What findings in this five-country comparison surprised you the most? 

For me, personally, the surprise was how easy it is to completely disregard the best policy ideas, even when they come from an agency that is specifically built to be strategic and is stuffed with the “smartest persons in the room”. Our five-country comparison made it very clear that if an innovation agency does not have the resources to at least seed its ideas, it quickly becomes politically irrelevant. This stands even for officially higher-ranked agencies.
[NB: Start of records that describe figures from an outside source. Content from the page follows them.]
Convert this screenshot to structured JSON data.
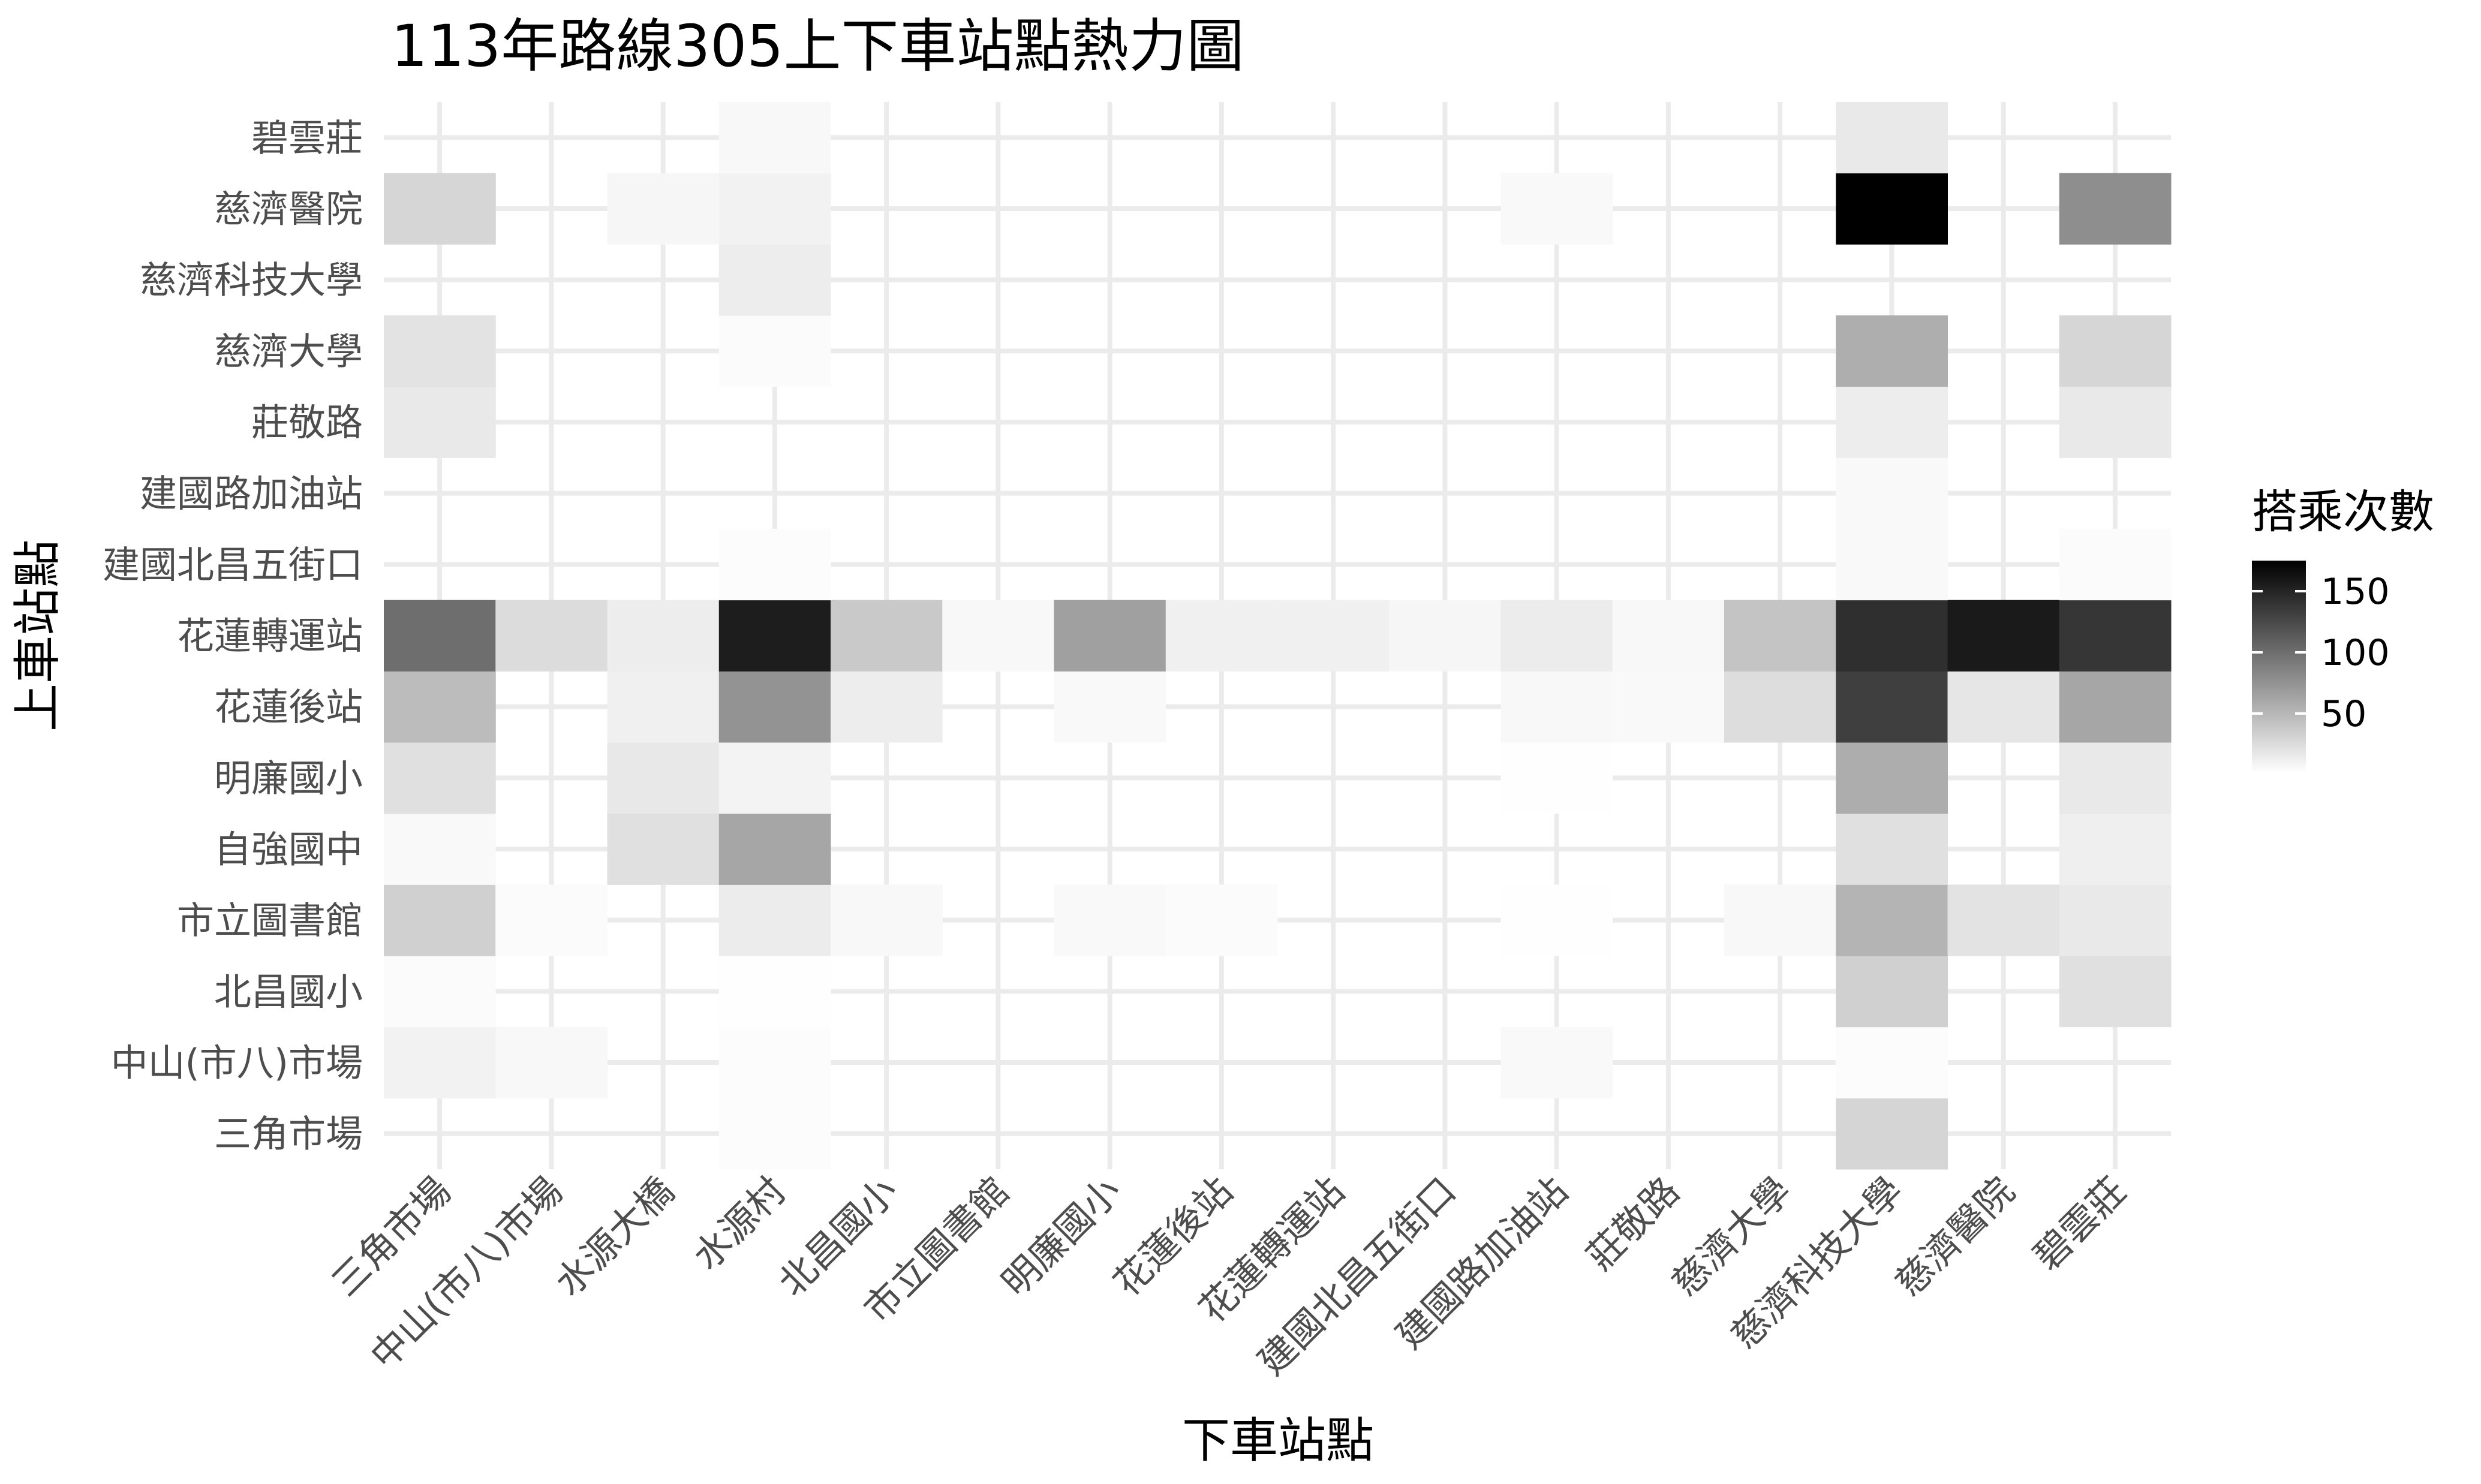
{
  "chart_data": {
    "type": "heatmap",
    "title": "113年路線305上下車站點熱力圖",
    "xlabel": "下車站點",
    "ylabel": "上車站點",
    "x_categories": [
      "三角市場",
      "中山(市八)市場",
      "水源大橋",
      "水源村",
      "北昌國小",
      "市立圖書館",
      "明廉國小",
      "花蓮後站",
      "花蓮轉運站",
      "建國北昌五街口",
      "建國路加油站",
      "莊敬路",
      "慈濟大學",
      "慈濟科技大學",
      "慈濟醫院",
      "碧雲莊"
    ],
    "y_categories": [
      "三角市場",
      "中山(市八)市場",
      "北昌國小",
      "市立圖書館",
      "自強國中",
      "明廉國小",
      "花蓮後站",
      "花蓮轉運站",
      "建國北昌五街口",
      "建國路加油站",
      "莊敬路",
      "慈濟大學",
      "慈濟科技大學",
      "慈濟醫院",
      "碧雲莊"
    ],
    "legend": {
      "title": "搭乘次數",
      "ticks": [
        50,
        100,
        150
      ],
      "range": [
        1,
        175
      ],
      "low_color": "#ffffff",
      "high_color": "#000000",
      "placement": "right"
    },
    "cells": [
      {
        "x": "水源村",
        "y": "三角市場",
        "value": 3
      },
      {
        "x": "慈濟科技大學",
        "y": "三角市場",
        "value": 30
      },
      {
        "x": "三角市場",
        "y": "中山(市八)市場",
        "value": 10
      },
      {
        "x": "中山(市八)市場",
        "y": "中山(市八)市場",
        "value": 6
      },
      {
        "x": "水源村",
        "y": "中山(市八)市場",
        "value": 3
      },
      {
        "x": "建國路加油站",
        "y": "中山(市八)市場",
        "value": 5
      },
      {
        "x": "慈濟科技大學",
        "y": "中山(市八)市場",
        "value": 3
      },
      {
        "x": "三角市場",
        "y": "北昌國小",
        "value": 4
      },
      {
        "x": "水源村",
        "y": "北昌國小",
        "value": 2
      },
      {
        "x": "慈濟科技大學",
        "y": "北昌國小",
        "value": 33
      },
      {
        "x": "碧雲莊",
        "y": "北昌國小",
        "value": 22
      },
      {
        "x": "三角市場",
        "y": "市立圖書館",
        "value": 33
      },
      {
        "x": "中山(市八)市場",
        "y": "市立圖書館",
        "value": 4
      },
      {
        "x": "水源村",
        "y": "市立圖書館",
        "value": 14
      },
      {
        "x": "北昌國小",
        "y": "市立圖書館",
        "value": 6
      },
      {
        "x": "明廉國小",
        "y": "市立圖書館",
        "value": 5
      },
      {
        "x": "花蓮後站",
        "y": "市立圖書館",
        "value": 4
      },
      {
        "x": "建國路加油站",
        "y": "市立圖書館",
        "value": 2
      },
      {
        "x": "慈濟大學",
        "y": "市立圖書館",
        "value": 6
      },
      {
        "x": "慈濟科技大學",
        "y": "市立圖書館",
        "value": 52
      },
      {
        "x": "慈濟醫院",
        "y": "市立圖書館",
        "value": 20
      },
      {
        "x": "碧雲莊",
        "y": "市立圖書館",
        "value": 16
      },
      {
        "x": "三角市場",
        "y": "自強國中",
        "value": 5
      },
      {
        "x": "水源大橋",
        "y": "自強國中",
        "value": 22
      },
      {
        "x": "水源村",
        "y": "自強國中",
        "value": 62
      },
      {
        "x": "慈濟科技大學",
        "y": "自強國中",
        "value": 22
      },
      {
        "x": "碧雲莊",
        "y": "自強國中",
        "value": 12
      },
      {
        "x": "三角市場",
        "y": "明廉國小",
        "value": 22
      },
      {
        "x": "水源大橋",
        "y": "明廉國小",
        "value": 17
      },
      {
        "x": "水源村",
        "y": "明廉國小",
        "value": 9
      },
      {
        "x": "建國路加油站",
        "y": "明廉國小",
        "value": 2
      },
      {
        "x": "慈濟科技大學",
        "y": "明廉國小",
        "value": 57
      },
      {
        "x": "碧雲莊",
        "y": "明廉國小",
        "value": 16
      },
      {
        "x": "三角市場",
        "y": "花蓮後站",
        "value": 47
      },
      {
        "x": "水源大橋",
        "y": "花蓮後站",
        "value": 11
      },
      {
        "x": "水源村",
        "y": "花蓮後站",
        "value": 75
      },
      {
        "x": "北昌國小",
        "y": "花蓮後站",
        "value": 13
      },
      {
        "x": "明廉國小",
        "y": "花蓮後站",
        "value": 5
      },
      {
        "x": "建國路加油站",
        "y": "花蓮後站",
        "value": 6
      },
      {
        "x": "莊敬路",
        "y": "花蓮後站",
        "value": 5
      },
      {
        "x": "慈濟大學",
        "y": "花蓮後站",
        "value": 24
      },
      {
        "x": "慈濟科技大學",
        "y": "花蓮後站",
        "value": 132
      },
      {
        "x": "慈濟醫院",
        "y": "花蓮後站",
        "value": 18
      },
      {
        "x": "碧雲莊",
        "y": "花蓮後站",
        "value": 62
      },
      {
        "x": "三角市場",
        "y": "花蓮轉運站",
        "value": 100
      },
      {
        "x": "中山(市八)市場",
        "y": "花蓮轉運站",
        "value": 25
      },
      {
        "x": "水源大橋",
        "y": "花蓮轉運站",
        "value": 13
      },
      {
        "x": "水源村",
        "y": "花蓮轉運站",
        "value": 155
      },
      {
        "x": "北昌國小",
        "y": "花蓮轉運站",
        "value": 38
      },
      {
        "x": "市立圖書館",
        "y": "花蓮轉運站",
        "value": 6
      },
      {
        "x": "明廉國小",
        "y": "花蓮轉運站",
        "value": 66
      },
      {
        "x": "花蓮後站",
        "y": "花蓮轉運站",
        "value": 11
      },
      {
        "x": "花蓮轉運站",
        "y": "花蓮轉運站",
        "value": 11
      },
      {
        "x": "建國北昌五街口",
        "y": "花蓮轉運站",
        "value": 7
      },
      {
        "x": "建國路加油站",
        "y": "花蓮轉運站",
        "value": 14
      },
      {
        "x": "莊敬路",
        "y": "花蓮轉運站",
        "value": 6
      },
      {
        "x": "慈濟大學",
        "y": "花蓮轉運站",
        "value": 41
      },
      {
        "x": "慈濟科技大學",
        "y": "花蓮轉運站",
        "value": 143
      },
      {
        "x": "慈濟醫院",
        "y": "花蓮轉運站",
        "value": 157
      },
      {
        "x": "碧雲莊",
        "y": "花蓮轉運站",
        "value": 138
      },
      {
        "x": "水源村",
        "y": "建國北昌五街口",
        "value": 3
      },
      {
        "x": "慈濟科技大學",
        "y": "建國北昌五街口",
        "value": 5
      },
      {
        "x": "碧雲莊",
        "y": "建國北昌五街口",
        "value": 4
      },
      {
        "x": "慈濟科技大學",
        "y": "建國路加油站",
        "value": 5
      },
      {
        "x": "三角市場",
        "y": "莊敬路",
        "value": 16
      },
      {
        "x": "慈濟科技大學",
        "y": "莊敬路",
        "value": 13
      },
      {
        "x": "碧雲莊",
        "y": "莊敬路",
        "value": 16
      },
      {
        "x": "三角市場",
        "y": "慈濟大學",
        "value": 20
      },
      {
        "x": "水源村",
        "y": "慈濟大學",
        "value": 4
      },
      {
        "x": "慈濟科技大學",
        "y": "慈濟大學",
        "value": 56
      },
      {
        "x": "碧雲莊",
        "y": "慈濟大學",
        "value": 29
      },
      {
        "x": "水源村",
        "y": "慈濟科技大學",
        "value": 13
      },
      {
        "x": "三角市場",
        "y": "慈濟醫院",
        "value": 29
      },
      {
        "x": "水源大橋",
        "y": "慈濟醫院",
        "value": 7
      },
      {
        "x": "水源村",
        "y": "慈濟醫院",
        "value": 10
      },
      {
        "x": "建國路加油站",
        "y": "慈濟醫院",
        "value": 5
      },
      {
        "x": "慈濟科技大學",
        "y": "慈濟醫院",
        "value": 175
      },
      {
        "x": "碧雲莊",
        "y": "慈濟醫院",
        "value": 78
      },
      {
        "x": "水源村",
        "y": "碧雲莊",
        "value": 6
      },
      {
        "x": "慈濟科技大學",
        "y": "碧雲莊",
        "value": 16
      }
    ]
  }
}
It was especially surprising that this turned out to be the case in Ireland (Forfás), where the realization that innovation was already a proven promise to change the Irish economy for the better led to a very thoughtful reorganization of the developmental agencies in the early 1990s, which was specifically aimed to allow for radical and transformative innovation policies. The story of Ireland’s innovation policy leading to the bust and stagnation of the indigenous high-tech industry is the sad surprise of this comparison.

  

What have you found to have the highest impact on innovation and industrial renewal?

Institutionalization and patience were clearly important in all stories of success (partial or full) –not the amounts or even the inherent brilliancy of the programs, but the fact that those agencies and their program were there year after year, constantly pushing for more innovation. This is an important reminder to everyone that innovation is a long-term game, a lesson we tend to forget. Just think for a moment what is it that you are trying to achieve with innovation policy: behavioral change of the highest order. Accordingly, innovation is a generational, not a three-year, game. Even if we talk about specific programs, it takes 2-3 years before the clients (firms and individuals) learn about the program and co-learn (together with the agency) how to make efficient use of it. If you talk about a completely new area of knowledge (either global or local) and you need people to start acquiring academic research degrees in order to just start playing with it, then you are talking about 5-7 years minimum. Last but not least, innovation is a high-risk and high-uncertainty game – if private market partners see that agencies are changed every five years, or that all programs are as permanent and reliable as the next election cycle, they view them as increasing risk and uncertainty, and would avoid them at all costs. In short, you need an agency filled with capable people and equipped with a modest budget that would devote itself to innovation over a long period of time, not the showy gushing of a massive budget with the hope of creating an innovation tsunami overnight. In more technical terms, initialization with modest but secure resources is always superior to temporary massive resource outpouring.